Why Free Hosting Websites Suddenly Stop Loading
Short answer: Free hosting websites usually stop loading because the account reaches a server limit, the host suspends the account, DNS changes break the connection, or WordPress becomes too heavy for the free server.
This is one of the most common beginner hosting problems. The domain may still be active and your files may still exist, but the hosting account cannot reliably serve the site. The fix starts with identifying the exact limit instead of guessing.
Common symptoms
- The website works sometimes and fails at other times.
- WordPress admin opens slowly or shows a blank screen.
- The hosting dashboard shows CPU, bandwidth, storage, inode, or suspension warnings.
- Images or plugin pages fail while the homepage still loads.
- The site returns errors after installing a plugin or changing DNS.
Why this happens
The account reached a resource limit
Free plans usually have strict limits for CPU, memory, bandwidth, file count, database size, and daily requests. A site can work when it is new and then fail after plugins, images, and traffic increase.
The host suspended or throttled the site
Hosts may limit free accounts when they detect high usage, inactivity, malware, spam, or policy violations. Sometimes the notice is only visible in the hosting dashboard.
DNS or caching is pointing visitors to the wrong place
Nameserver changes, Cloudflare settings, expired domains, or stale cache can make a working server look broken from the visitor side.
What to check first
- Log in to the hosting dashboard and check account status.
- Look for CPU, memory, bandwidth, inode, database, or storage warnings.
- Disable the most recent plugin or theme change if the issue started after an update.
- Check whether the domain expired or nameservers changed.
- Download a backup before making large changes.
Practical fixes
If bandwidth is the issue, compress large images, remove unused media, and avoid hosting large downloads on a free plan.
If CPU or memory is the issue, disable heavy plugins, use caching, and remove page-builder features you do not need.
If the account is suspended, scan for malware and check the host’s policy before creating another free account with the same files.
When to upgrade
Upgrade when outages repeat, when the site is used for business or affiliate income, or when free limits stop you from adding normal WordPress features. A small paid plan is often cheaper than repeatedly rebuilding broken free hosting accounts.
Related reading
Use the Free Hosting Suitability Checker if you are unsure whether a free plan is enough. You can also read what happens when free hosting reaches limits for a deeper explanation of common limits.
Trusted external references
- WordPress debugging guide – official guidance for safely checking WordPress errors.
- Cloudflare DNS troubleshooting – useful when a domain points to the wrong server or DNS records changed.
FAQ
Can free hosting come back automatically?
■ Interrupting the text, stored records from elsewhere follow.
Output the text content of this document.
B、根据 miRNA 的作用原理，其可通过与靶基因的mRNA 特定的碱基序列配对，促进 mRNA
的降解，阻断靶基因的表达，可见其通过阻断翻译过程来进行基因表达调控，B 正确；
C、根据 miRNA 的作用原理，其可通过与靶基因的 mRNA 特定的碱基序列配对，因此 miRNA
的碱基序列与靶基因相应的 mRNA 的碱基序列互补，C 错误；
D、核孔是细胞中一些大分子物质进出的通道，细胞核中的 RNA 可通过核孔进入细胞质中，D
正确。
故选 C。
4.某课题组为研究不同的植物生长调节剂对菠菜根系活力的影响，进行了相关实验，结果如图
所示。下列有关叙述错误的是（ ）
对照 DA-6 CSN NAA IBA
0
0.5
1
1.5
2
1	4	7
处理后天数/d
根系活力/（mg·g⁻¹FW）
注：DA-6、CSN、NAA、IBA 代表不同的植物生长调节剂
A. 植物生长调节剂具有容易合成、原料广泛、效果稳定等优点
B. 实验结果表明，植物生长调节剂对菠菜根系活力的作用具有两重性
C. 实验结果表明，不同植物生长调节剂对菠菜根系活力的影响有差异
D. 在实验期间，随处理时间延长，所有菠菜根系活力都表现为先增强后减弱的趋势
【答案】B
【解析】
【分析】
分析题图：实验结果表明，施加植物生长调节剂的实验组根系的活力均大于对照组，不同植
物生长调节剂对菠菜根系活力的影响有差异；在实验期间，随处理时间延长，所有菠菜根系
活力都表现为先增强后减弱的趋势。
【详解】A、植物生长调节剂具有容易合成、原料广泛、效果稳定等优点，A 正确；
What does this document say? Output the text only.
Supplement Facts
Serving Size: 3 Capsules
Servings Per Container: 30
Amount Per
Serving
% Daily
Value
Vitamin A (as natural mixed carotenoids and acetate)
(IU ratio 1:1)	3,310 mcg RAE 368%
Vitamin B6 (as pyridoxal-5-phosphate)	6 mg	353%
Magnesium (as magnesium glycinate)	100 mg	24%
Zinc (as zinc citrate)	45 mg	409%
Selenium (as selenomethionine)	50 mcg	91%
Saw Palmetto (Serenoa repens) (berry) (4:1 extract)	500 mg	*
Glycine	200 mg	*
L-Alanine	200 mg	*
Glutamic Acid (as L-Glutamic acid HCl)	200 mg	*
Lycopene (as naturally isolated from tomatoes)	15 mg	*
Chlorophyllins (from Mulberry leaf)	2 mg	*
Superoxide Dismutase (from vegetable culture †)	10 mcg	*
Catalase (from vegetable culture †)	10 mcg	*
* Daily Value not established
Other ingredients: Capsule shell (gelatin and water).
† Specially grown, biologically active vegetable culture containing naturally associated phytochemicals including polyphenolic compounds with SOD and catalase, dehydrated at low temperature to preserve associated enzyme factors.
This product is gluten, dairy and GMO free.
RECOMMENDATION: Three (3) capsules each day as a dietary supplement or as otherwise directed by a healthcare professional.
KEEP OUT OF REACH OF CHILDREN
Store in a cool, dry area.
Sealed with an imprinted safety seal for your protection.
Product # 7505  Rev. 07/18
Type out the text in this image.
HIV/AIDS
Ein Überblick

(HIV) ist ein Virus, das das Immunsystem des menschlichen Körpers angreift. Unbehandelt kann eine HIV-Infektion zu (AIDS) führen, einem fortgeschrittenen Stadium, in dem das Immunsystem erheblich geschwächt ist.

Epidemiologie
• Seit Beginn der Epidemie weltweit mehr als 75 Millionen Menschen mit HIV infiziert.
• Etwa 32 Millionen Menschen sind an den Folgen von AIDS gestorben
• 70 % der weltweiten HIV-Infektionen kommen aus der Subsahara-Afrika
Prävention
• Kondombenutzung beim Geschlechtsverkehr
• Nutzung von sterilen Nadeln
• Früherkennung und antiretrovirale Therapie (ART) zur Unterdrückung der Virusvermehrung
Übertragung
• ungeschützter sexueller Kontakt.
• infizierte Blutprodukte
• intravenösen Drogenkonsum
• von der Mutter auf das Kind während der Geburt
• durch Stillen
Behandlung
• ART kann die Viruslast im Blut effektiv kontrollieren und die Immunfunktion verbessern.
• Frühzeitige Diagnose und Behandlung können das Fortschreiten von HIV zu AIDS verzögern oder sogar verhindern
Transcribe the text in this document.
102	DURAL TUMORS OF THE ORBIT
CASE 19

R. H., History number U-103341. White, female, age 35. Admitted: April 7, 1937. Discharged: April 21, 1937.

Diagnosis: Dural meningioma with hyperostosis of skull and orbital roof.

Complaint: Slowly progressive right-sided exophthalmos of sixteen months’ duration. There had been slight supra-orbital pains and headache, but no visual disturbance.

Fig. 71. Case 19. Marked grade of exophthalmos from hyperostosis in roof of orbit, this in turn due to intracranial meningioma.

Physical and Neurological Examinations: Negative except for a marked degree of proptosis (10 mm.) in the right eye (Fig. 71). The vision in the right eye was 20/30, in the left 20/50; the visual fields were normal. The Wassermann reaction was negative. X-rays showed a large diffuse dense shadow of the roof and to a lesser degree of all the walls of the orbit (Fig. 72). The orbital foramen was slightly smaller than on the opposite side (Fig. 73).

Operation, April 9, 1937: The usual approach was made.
Yes, if the problem is a temporary daily or monthly limit. But if the cause is suspension, malware, or repeated CPU overload, it usually needs action.
Does this mean WordPress is bad?
No. WordPress is flexible, but it needs enough server resources. Free hosting can be too limited for plugin-heavy WordPress sites.
Should I move immediately?
Move immediately if the website matters for customers, leads, or income. For learning projects, you can troubleshoot first.
Bottom line: Find the exact limit first, fix the immediate issue, and upgrade when the same problem keeps returning.